We're rethinking how this works after we switch to F#. Maybe .fsx files?
Sometimes, hopefully rarely, you want to interactively run some code against the production
database. This is generally to facilitate/backfill a data migration. The most common
method for doing so is adding an OCaml file with a let () = ...
section (ie. a main
)
to backend/bin
, and a compilation stanza for it to backend/bin/dune
so that it gets built.
The program will be built to _build/default/backend/bin/
(note: this is inside the attached
volume, so you can only see this from inside the container).
Once you have a binary built locally, you have two options for running it in production:
This approach should be used for irregular, non-repeating scripts like a data migration.

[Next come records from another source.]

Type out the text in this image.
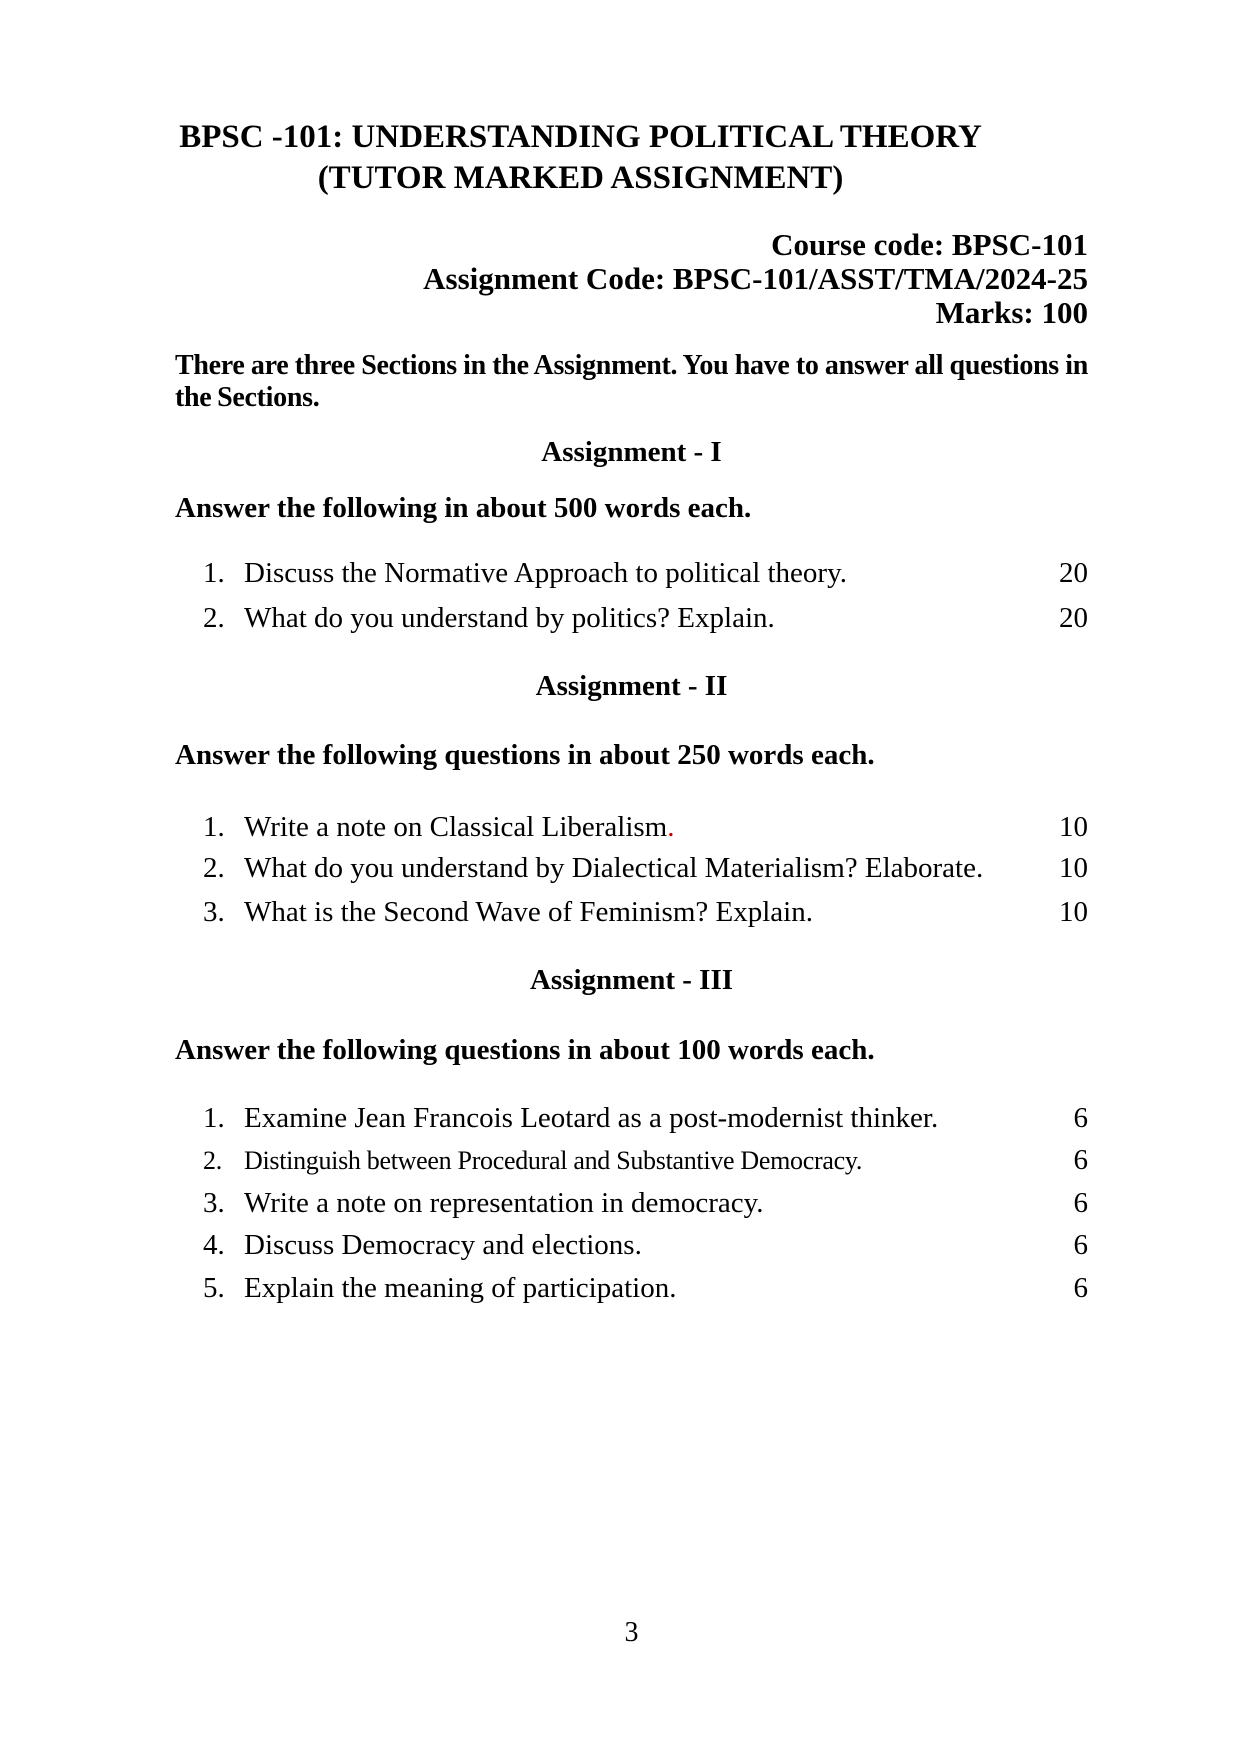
BPSC -101: UNDERSTANDING POLITICAL THEORY
(TUTOR MARKED ASSIGNMENT)
Course code: BPSC-101
Assignment Code: BPSC-101/ASST/TMA/2024-25
Marks: 100

There are three Sections in the Assignment. You have to answer all questions in the Sections.

Assignment - I

Answer the following in about 500 words each.

1. Discuss the Normative Approach to political theory.	20
2. What do you understand by politics? Explain.	20
Assignment - II

Answer the following questions in about 250 words each.

1. Write a note on Classical Liberalism .	10
2. What do you understand by Dialectical Materialism? Elaborate.	10
3. What is the Second Wave of Feminism? Explain.	10
Assignment - III

Answer the following questions in about 100 words each.

1. Examine Jean Francois Leotard as a post-modernist thinker.	6
2. Distinguish between Procedural and Substantive Democracy.	6
3. Write a note on representation in democracy.	6
4. Discuss Democracy and elections.	6
5. Explain the meaning of participation.	6
3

Before you begin: You should pause deployments (see docs/kubectl-rollout.md
), so the machine you're
working on doesn't get terminated.
Get an active pod name via kubectl get pods
. You should use one of the
bwd-deployment
or editor-deployment
pods as they're set up to run any
backend application (ie. they definitely have the runtime libraries to support
any dependency specified in the backend).
To do the copy:
kubectl cp _build/default/backend/bin/foo.exe $PODNAME:/home/dark/bin -c bwd-ctr
To execute the copied binary:
kubectl exec -it $PODNAME -c bwd-ctr bin/foo.exe
REMINDER: Unpause deployments once done (see docs/kubectl-rollout.md
)
You should use this approach if you have a script that you always want available on every production box, maybe to aid debugging a live process.

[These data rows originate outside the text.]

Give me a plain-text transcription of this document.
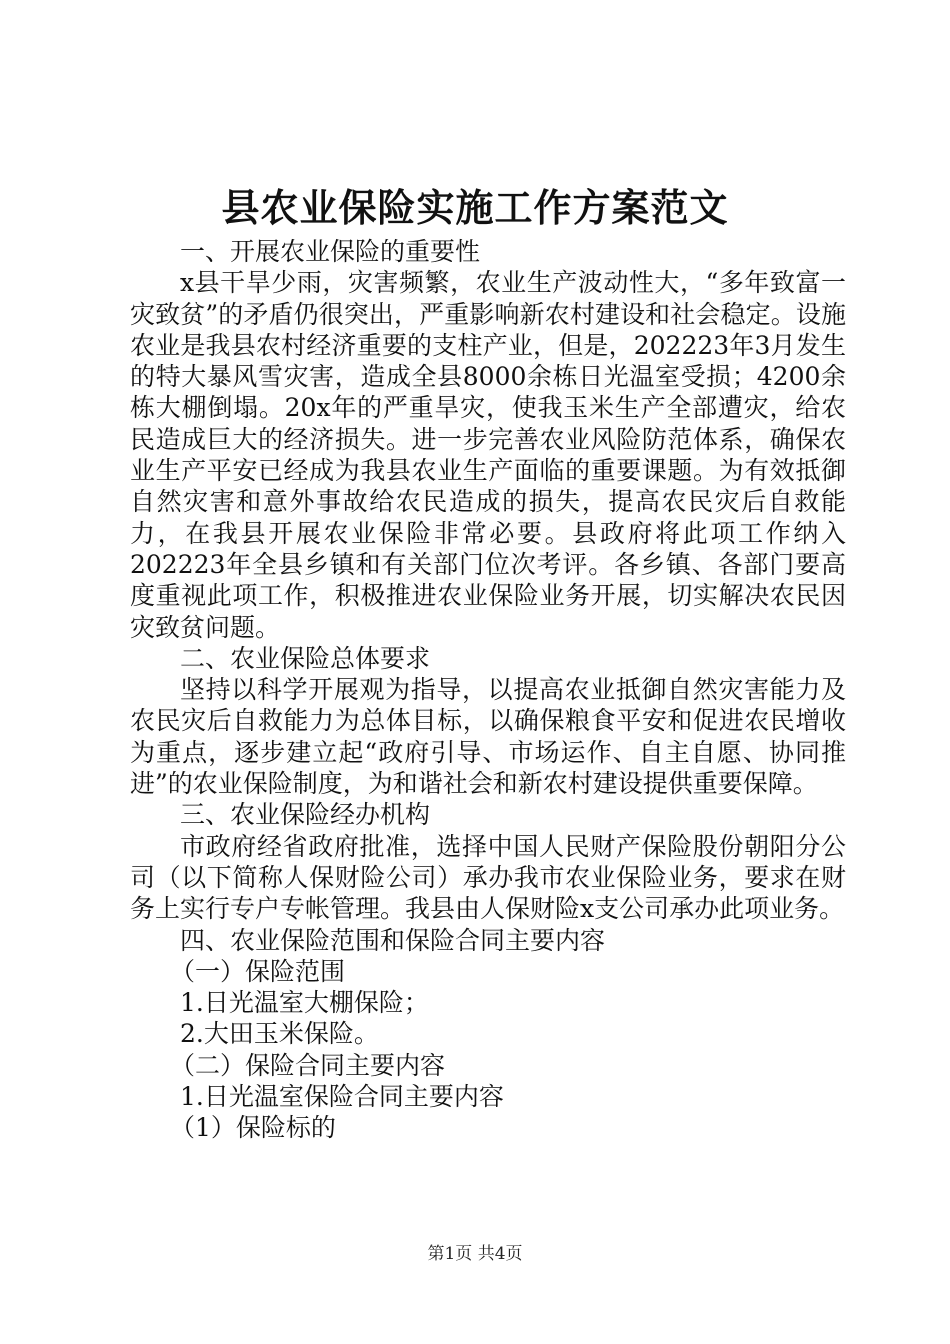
县农业保险实施工作方案范文

一、开展农业保险的重要性

x县干旱少雨，灾害频繁，农业生产波动性大，“多年致富一灾致贫”的矛盾仍很突出，严重影响新农村建设和社会稳定。设施农业是我县农村经济重要的支柱产业，但是，202223年3月发生的特大暴风雪灾害，造成全县8000余栋日光温室受损；4200余栋大棚倒塌。20x年的严重旱灾，使我玉米生产全部遭灾，给农民造成巨大的经济损失。进一步完善农业风险防范体系，确保农业生产平安已经成为我县农业生产面临的重要课题。为有效抵御自然灾害和意外事故给农民造成的损失，提高农民灾后自救能力，在我县开展农业保险非常必要。县政府将此项工作纳入202223年全县乡镇和有关部门位次考评。各乡镇、各部门要高度重视此项工作，积极推进农业保险业务开展，切实解决农民因灾致贫问题。

二、农业保险总体要求

坚持以科学开展观为指导，以提高农业抵御自然灾害能力及农民灾后自救能力为总体目标，以确保粮食平安和促进农民增收为重点，逐步建立起“政府引导、市场运作、自主自愿、协同推进”的农业保险制度，为和谐社会和新农村建设提供重要保障。

三、农业保险经办机构

市政府经省政府批准，选择中国人民财产保险股份朝阳分公司（以下简称人保财险公司）承办我市农业保险业务，要求在财务上实行专户专帐管理。我县由人保财险x支公司承办此项业务。

四、农业保险范围和保险合同主要内容

（一）保险范围

1.日光温室大棚保险；

2.大田玉米保险。

（二）保险合同主要内容

1.日光温室保险合同主要内容

（1）保险标的

第1页 共4页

Simply copy the binary into the directory that gets mounted into the containers
when being built in scripts/deployment/_gcp-build-containers
. It'll look something like a
cp -f _build/default/backend/bin/foo.exe "$DIR/bin"

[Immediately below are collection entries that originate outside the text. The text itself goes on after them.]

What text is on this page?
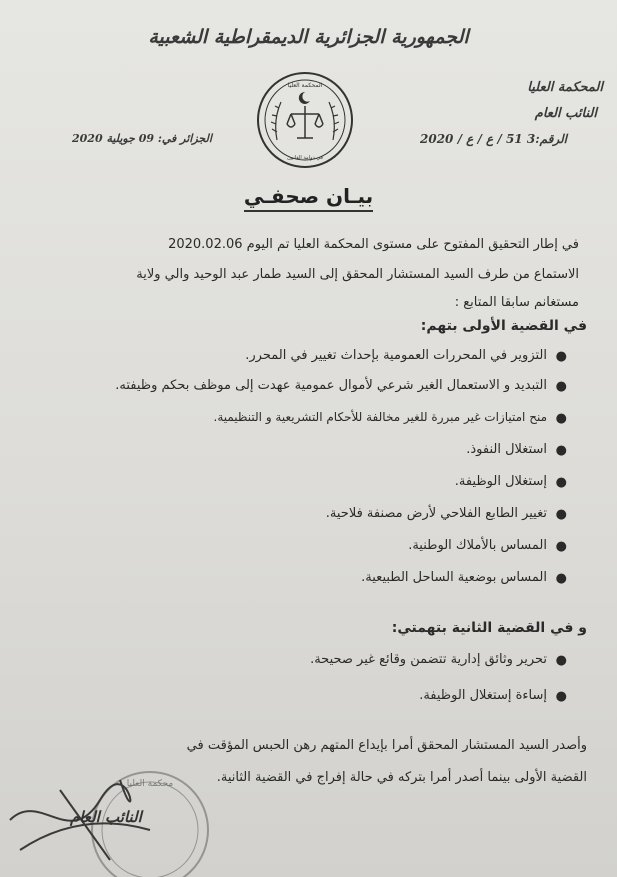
الجمهورية الجزائرية الديمقراطية الشعبية
المحكمة العليا
النائب العام
الرقم:3 51 / ع / ع / 2020
الجزائر في: 09 جويلية 2020
المحكمة العليا
في دوامة القانون
بيـان صحفـي
في إطار التحقيق المفتوح على مستوى المحكمة العليا تم اليوم 2020.02.06
الاستماع من طرف السيد المستشار المحقق إلى السيد طمار عبد الوحيد والي ولاية
مستغانم سابقا المتابع :
في القضية الأولى بتهم:
●
التزوير في المحررات العمومية بإحداث تغيير في المحرر.
●
التبديد و الاستعمال الغير شرعي لأموال عمومية عهدت إلى موظف بحكم وظيفته.
●
منح امتيازات غير مبررة للغير مخالفة للأحكام التشريعية و التنظيمية.
●
استغلال النفوذ.
●
إستغلال الوظيفة.
●
تغيير الطابع الفلاحي لأرض مصنفة فلاحية.
●
المساس بالأملاك الوطنية.
●
المساس بوضعية الساحل الطبيعية.
و في القضية الثانية بتهمتي:
●
تحرير وثائق إدارية تتضمن وقائع غير صحيحة.
●
إساءة إستغلال الوظيفة.
وأصدر السيد المستشار المحقق أمرا بإيداع المتهم رهن الحبس المؤقت في
القضية الأولى بينما أصدر أمرا بتركه في حالة إفراج في القضية الثانية.
محكمة العليا
النائب العام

command before the invocation of docker build
that's relevant to you. At time of writing, there's an
example in gcp-build-containers
of emergency_login_script.exe
doing this.
You'll also need to add the built filepath (eg. _build/default/backend/bin/foo.exe
) to the paths
array in the persist_to_workspace
step of build-backend
in .circleci/config.yml
to ensure the file makes it from the initial compile stage to the build/deploy containers stage.